What did it take for Tony to make his dream come true?
“It literally involved a major commitment and an enormous amount of time practicing. I sat in my room every day and played the guitar hour after hour after hour. Nothing was going to get in my way.”
Tony was unstoppable in spite of his disability. On September 15, 1987, the talented musician played his guitar for the late Pope John Paul II in Los Angeles. The pontiff was in awe of the young man.
“I remember sitting in front of the Pope surrounded by thousands of young people at Universal Theater. We were hooked up by television worldwide. In my head, I was saying, ‘Tony, don’t mess up.’”
When word got out about the performance, Tony’s life shifted into high gear.
“All of a sudden, I started getting calls from people in the United States and other countries to perform at different venues, including prisons, high schools, universities. So far, I have traveled to 27 foreign countries. It was like an overnight world wind. It happened back in 1987 and here we are today. I’m still going.”
Tony, the author of his best selling autobiography A Gift Of Hope, says people who achieve have something in common---can do attitudes and a heavy dose of perseverance.
“If you don’t believe in yourself, all of a sudden, you’ll become stagnant.

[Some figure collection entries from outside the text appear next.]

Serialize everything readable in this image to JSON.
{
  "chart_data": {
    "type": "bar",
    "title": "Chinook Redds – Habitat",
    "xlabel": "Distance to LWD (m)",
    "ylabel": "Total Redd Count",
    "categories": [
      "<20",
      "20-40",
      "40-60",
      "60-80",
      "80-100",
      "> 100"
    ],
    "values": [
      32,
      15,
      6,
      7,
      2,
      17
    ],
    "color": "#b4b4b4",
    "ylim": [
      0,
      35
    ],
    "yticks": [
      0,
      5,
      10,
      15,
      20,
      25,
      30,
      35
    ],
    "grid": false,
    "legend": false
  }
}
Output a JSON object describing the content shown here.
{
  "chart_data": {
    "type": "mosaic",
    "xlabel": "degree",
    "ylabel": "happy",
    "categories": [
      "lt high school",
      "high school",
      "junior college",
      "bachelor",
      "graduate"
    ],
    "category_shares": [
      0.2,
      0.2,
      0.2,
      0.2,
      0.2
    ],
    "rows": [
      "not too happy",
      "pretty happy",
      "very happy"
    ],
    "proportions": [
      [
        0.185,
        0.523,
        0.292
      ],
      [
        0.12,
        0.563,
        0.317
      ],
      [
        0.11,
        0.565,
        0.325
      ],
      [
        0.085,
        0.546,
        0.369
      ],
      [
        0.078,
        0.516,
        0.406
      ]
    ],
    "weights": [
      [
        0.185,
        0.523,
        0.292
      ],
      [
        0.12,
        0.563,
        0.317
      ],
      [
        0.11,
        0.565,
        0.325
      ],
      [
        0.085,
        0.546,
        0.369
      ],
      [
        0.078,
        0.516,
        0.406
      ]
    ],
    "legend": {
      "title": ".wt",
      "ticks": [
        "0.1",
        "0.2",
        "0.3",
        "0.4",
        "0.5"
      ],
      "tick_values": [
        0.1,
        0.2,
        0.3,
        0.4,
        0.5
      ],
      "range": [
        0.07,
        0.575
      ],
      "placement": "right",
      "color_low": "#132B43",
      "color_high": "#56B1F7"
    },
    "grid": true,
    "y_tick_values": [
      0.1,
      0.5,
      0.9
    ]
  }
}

Every time you say ‘I can’t do this,’ you hurting yourself.’ I don’t even think we should use those words. We can achieve if we apply ourselves.”
Still to this day, Tony doesn’t take credit for his success. He says, no doubt about it, God is responsible for the many blessing in his life.
“God is the ultimate. I need Him. I want Him to be a part of what I’m doing. Whatever I can do to give back to Him, I’m going to do.”
Tony Melendez has achieved the kind of success an American educator once talked about. “Success,” according to Booker T. Washington, “is to be measured not so much by the position that one has reached in life as by the obstacles he has overcome while trying to succeed.”